Entrance to the Lida Ajer cave in the Padang Highlands of central Sumatra. Lida Ajer is a limestone cave harbouring fossils of Pleistocene origin that are associated with a rich rainforest fauna. Two human teeth originally discovered here by Dubois have now been dated to 63,000 to 73,000 years old (Image credit: Chris Stringer, The Natural History Museum, London).

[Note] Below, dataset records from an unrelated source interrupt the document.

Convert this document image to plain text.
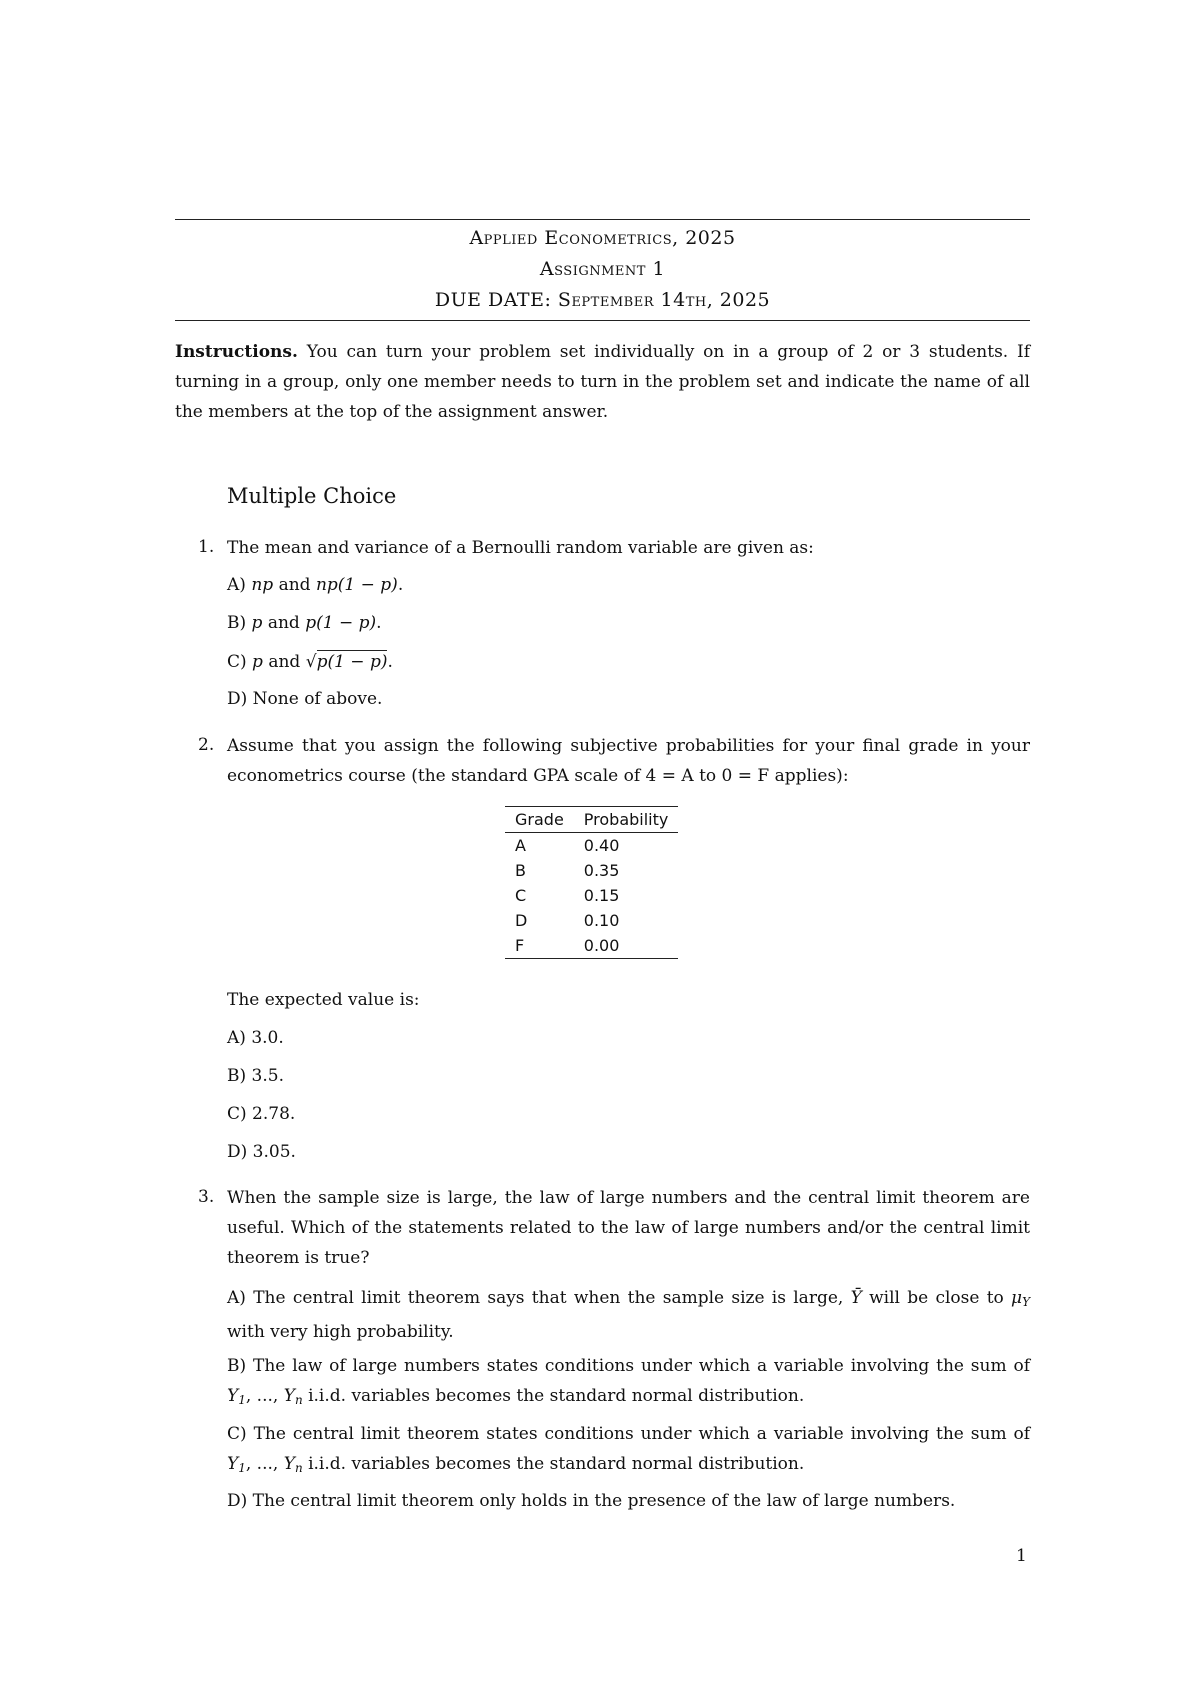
Applied Econometrics, 2025
Assignment 1
DUE DATE: September 14th, 2025
Instructions. You can turn your problem set individually on in a group of 2 or 3 students. If turning in a group, only one member needs to turn in the problem set and indicate the name of all the members at the top of the assignment answer.
Multiple Choice
1. The mean and variance of a Bernoulli random variable are given as:
A) np and np(1 − p).
B) p and p(1 − p).
C) p and √p(1 − p).
D) None of above.
2. Assume that you assign the following subjective probabilities for your final grade in your econometrics course (the standard GPA scale of 4 = A to 0 = F applies):
Grade	Probability
A	0.40
B	0.35
C	0.15
D	0.10
F	0.00
The expected value is:
A) 3.0.
B) 3.5.
C) 2.78.
D) 3.05.
3. When the sample size is large, the law of large numbers and the central limit theorem are useful. Which of the statements related to the law of large numbers and/or the central limit theorem is true?
A) The central limit theorem says that when the sample size is large, Ȳ will be close to $\mu_Y$ with very high probability.
B) The law of large numbers states conditions under which a variable involving the sum of $Y_1$, ..., $Y_n$ i.i.d. variables becomes the standard normal distribution.
C) The central limit theorem states conditions under which a variable involving the sum of $Y_1$, ..., $Y_n$ i.i.d. variables becomes the standard normal distribution.
D) The central limit theorem only holds in the presence of the law of large numbers.
1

However, if H. sapiens was already widespread in South East Asia more than 60,000 years ago, this raises yet other questions. These include the apparent survival of archaic humans in Eurasia and S.E. Asia (Neanderthals, Denisovans, H. floresiensis, and perhaps also H. erectus) after this date, when many scientists would have expected them to have been supplanted. Perhaps the numbers of modern humans were small early on, they moved faster and in narrow zones (maybe coastal?), or their ability to replace the other populations was more limited at this earlier date. Countering those suggestions is the fact that the Lida Ajer humans were clearly present well inland, in challenging rainforest environments, while the Madjedbebe early Australians were seemingly long-term occupants of the site, and were technologically sophisticated.

These latest findings suggest that either the genetic calibrations estimating the main Out-of-Africa dispersal at about 60,000 years ago are wrong, or there were indeed earlier migrations of modern humans spreading far from our African homeland, but these were supplanted by later dispersals. Perhaps the earlier colonisers went largely or completely extinct, or they were absorbed by subsequent larger population movements, which overwrote the genetic signals of their presence.